= Rosario Marciano =

Classical pianist, musicologist and teacher

Rosario Marciano (July 5, 1944, in Caracas, Venezuela – September 4, 1998, in Caracas, Venezuela) was a classical pianist, musicologist and teacher.

==Life and career==
Rosario Marciano was a musician who combined performance, scholarship and teaching. She gave her first solo concert at the age of six and her first concert with orchestra at nine Having completed her studies in her native country she went to Austria where she continued them under the guidance of Paul Badura-Skoda, Jörg Demus, Alfred Brendel and Hans Kann. She won 1964 the Salzburg Piano Competition (the first prize) and 1967 the Mannheimer Tage.

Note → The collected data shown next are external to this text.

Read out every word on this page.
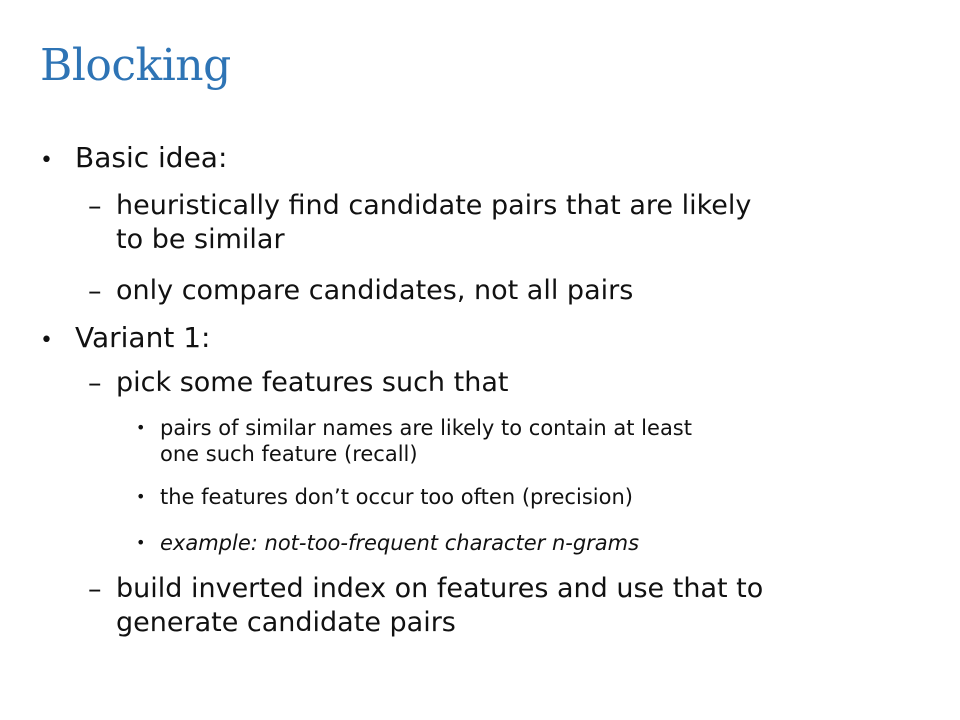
Blocking
• Basic idea:
– heuristically find candidate pairs that are likely
to be similar
– only compare candidates, not all pairs
• Variant 1:
– pick some features such that
• pairs of similar names are likely to contain at least
one such feature (recall)
• the features don’t occur too often (precision)
• example: not-too-frequent character n-grams
– build inverted index on features and use that to
generate candidate pairs
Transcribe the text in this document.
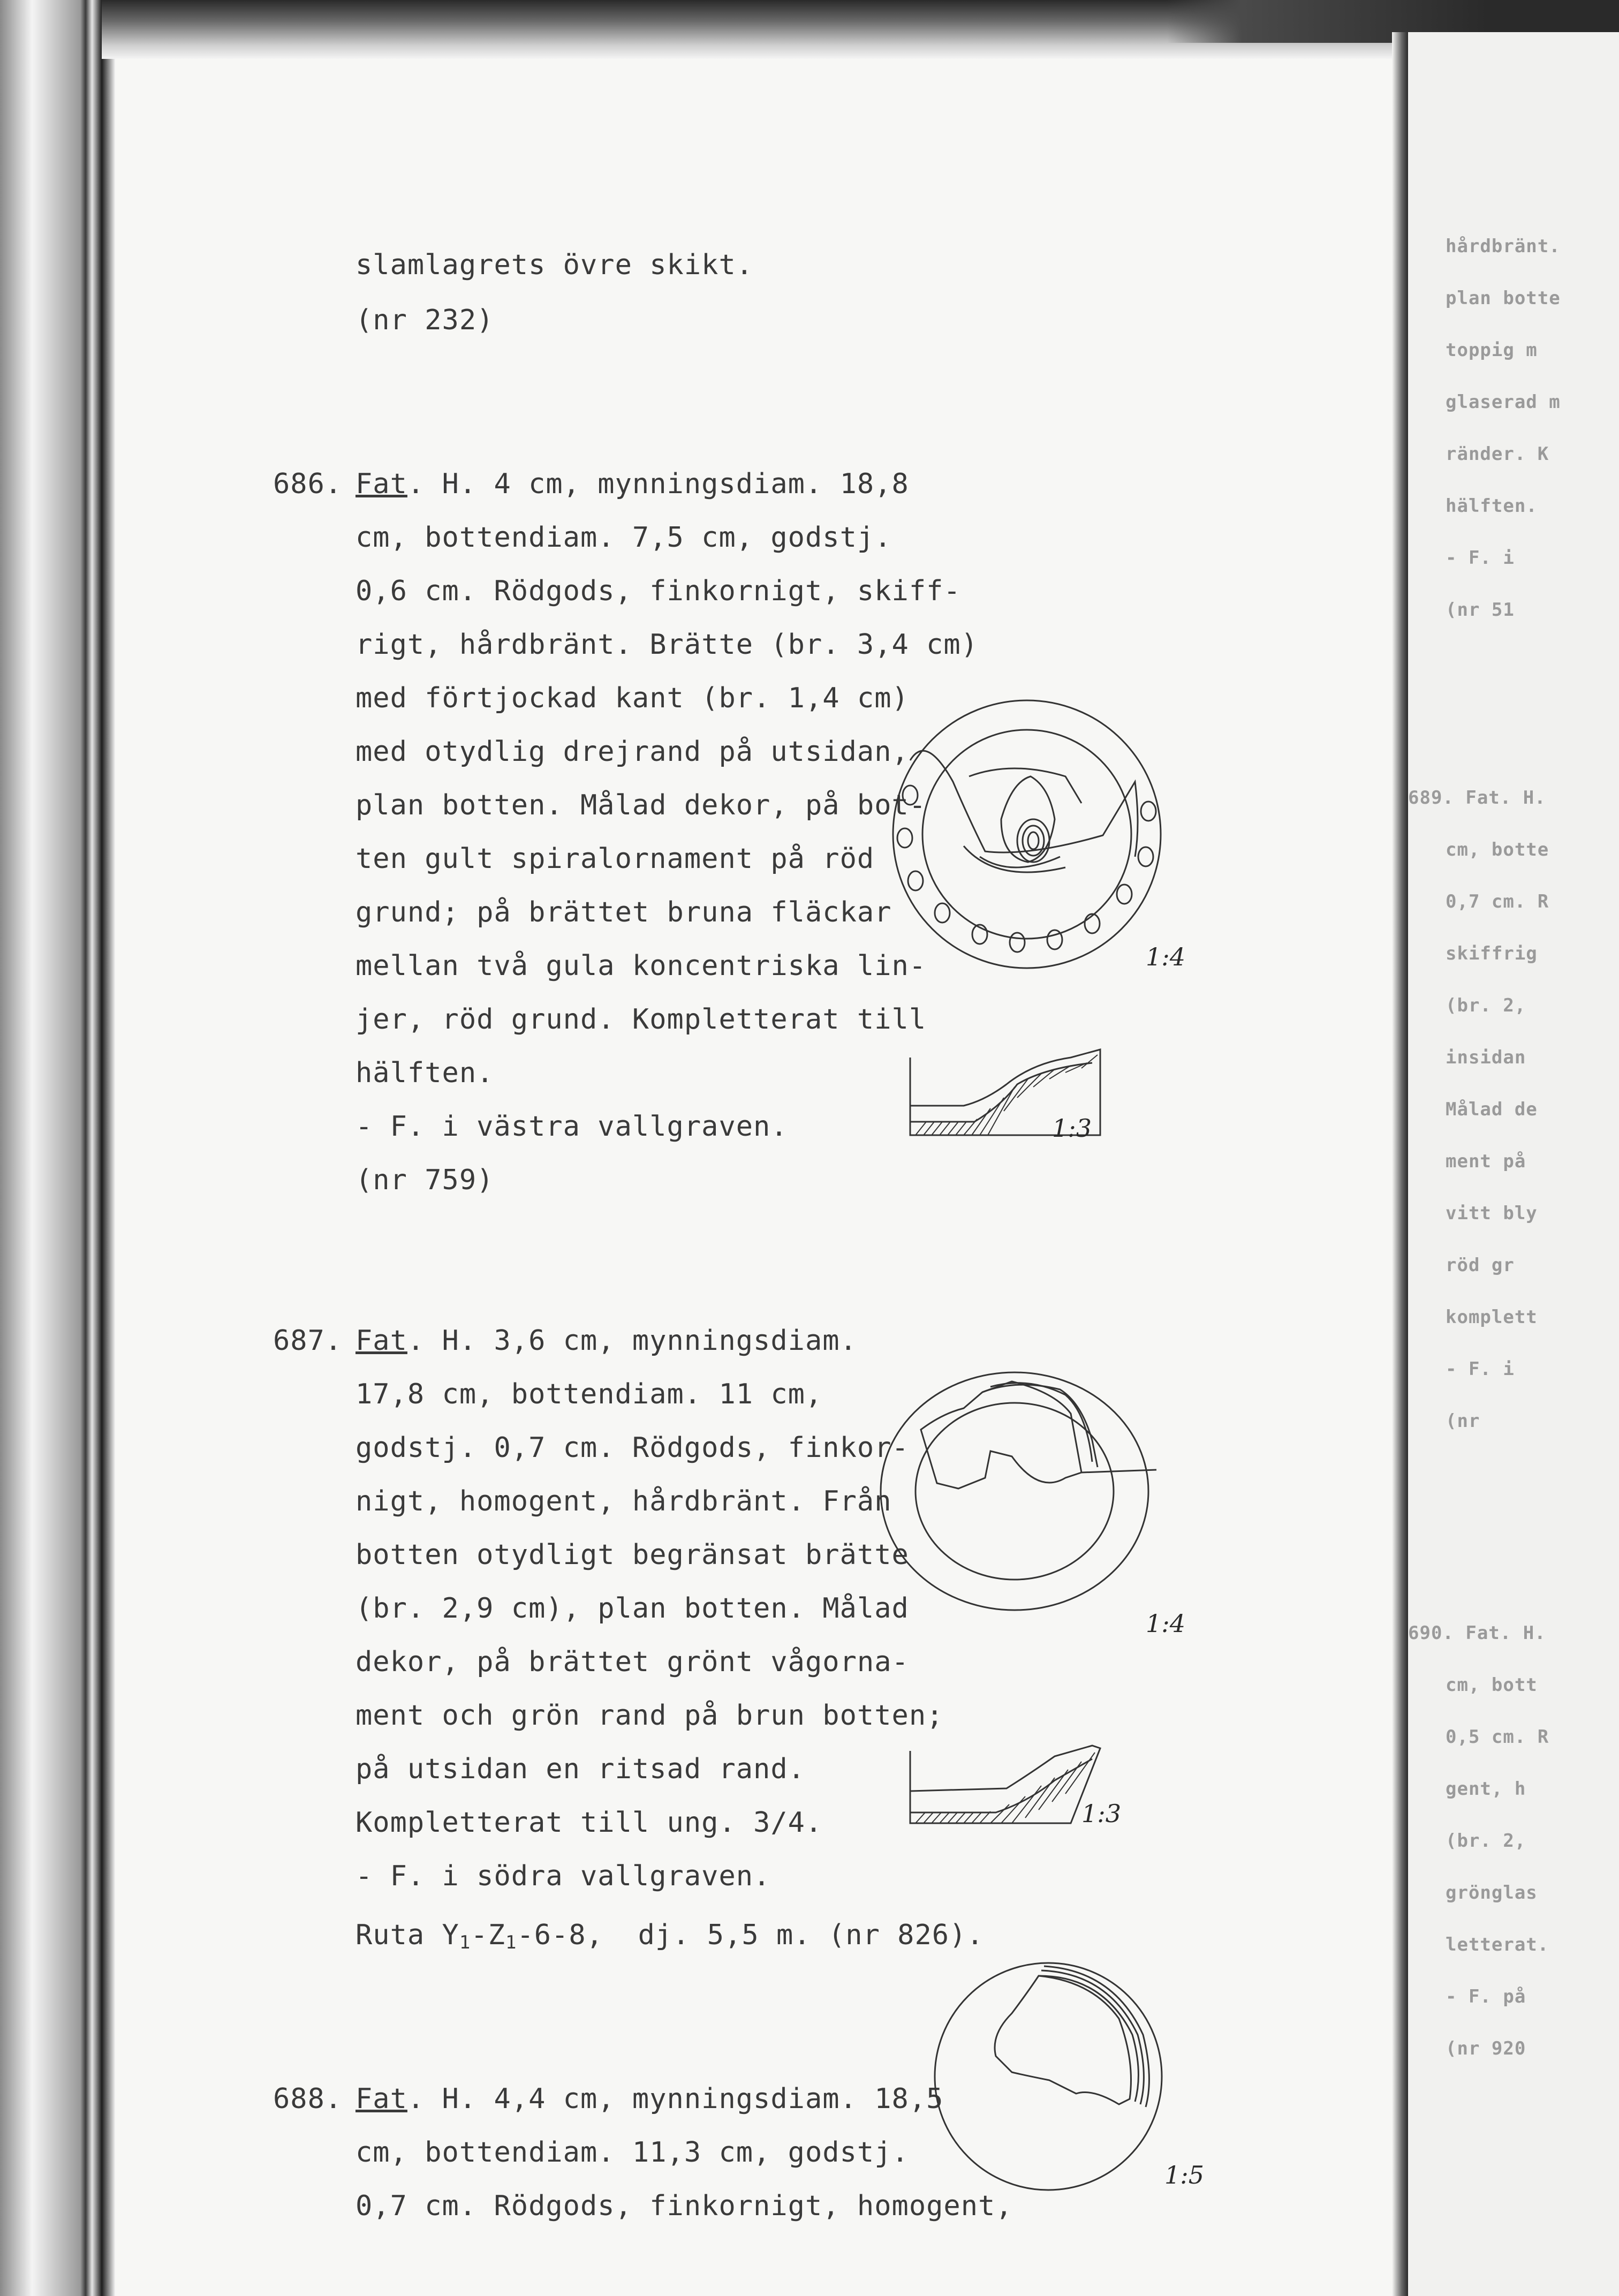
hårdbränt.
plan botte
toppig m
glaserad m
ränder. K
hälften.
- F. i
(nr 51
689. Fat. H.
cm, botte
0,7 cm. R
skiffrig
(br. 2,
insidan
Målad de
ment på
vitt bly
röd gr
komplett
- F. i
(nr
690. Fat. H.
cm, bott
0,5 cm. R
gent, h
(br. 2,
grönglas
letterat.
- F. på
(nr 920
slamlagrets övre skikt.
(nr 232)
686. Fat. H. 4 cm, mynningsdiam. 18,8
cm, bottendiam. 7,5 cm, godstj.
0,6 cm. Rödgods, finkornigt, skiff-
rigt, hårdbränt. Brätte (br. 3,4 cm)
med förtjockad kant (br. 1,4 cm)
med otydlig drejrand på utsidan,
plan botten. Målad dekor, på bot-
ten gult spiralornament på röd
grund; på brättet bruna fläckar
mellan två gula koncentriska lin-
jer, röd grund. Kompletterat till
hälften.
- F. i västra vallgraven.
(nr 759)
687. Fat. H. 3,6 cm, mynningsdiam.
17,8 cm, bottendiam. 11 cm,
godstj. 0,7 cm. Rödgods, finkor-
nigt, homogent, hårdbränt. Från
botten otydligt begränsat brätte
(br. 2,9 cm), plan botten. Målad
dekor, på brättet grönt vågorna-
ment och grön rand på brun botten;
på utsidan en ritsad rand.
Kompletterat till ung. 3/4.
- F. i södra vallgraven.
Ruta $Y_1-Z_1-6-8$,  dj. 5,5 m. (nr 826).
688. Fat. H. 4,4 cm, mynningsdiam. 18,5
cm, bottendiam. 11,3 cm, godstj.
0,7 cm. Rödgods, finkornigt, homogent,
1:4
1:3
1:4
1:3
1:5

She was among the first pianists to record on historic pianos (fortepianos), recording a recital of Schubert piano music in the early 1970s. Her extensive discography also includes recordings of rarely heard works by women composers, including Cécile Chaminade's Concertstück for piano and Orchestra, Op 40, Germaine Tailleferre's Ballade for piano & orchestra, as well as works by Agathe Backer Grøndahl, Amy Beach, Teresa Carreño, Clara Schumann and Ingeborg von Bronsart, Princess Anna Amalia of Prussia, Catherina Cibbini-Kozeluch, Fanny Mendelssohn and Maria Agata Szymanowska.

She also championed the piano music of her fellow countrymen, recording a number of anthologies.
The Museo del Teclado in Caracas accommodating her piano collection of historic instruments, was founded by her.
She achieved obligatory music lessons for pupils in Venezuelan schools in 1973.

She wrote a biography of Teresa Carreño (1853–1917) the Venezuelan pianist and composer, and edited modern editions of her music. She was awarded the Theodor Korner prize for her scholarship on women composers. 1994-1998, she was a professor for piano at the University of Music and Performing Arts in Vienna, Austria.

She is commemorated by the Rosario Marciano Prize, awarded by the Vienna International Pianists Association in cooperation with VenKultur, the Venezuelan Culture Association in Austria.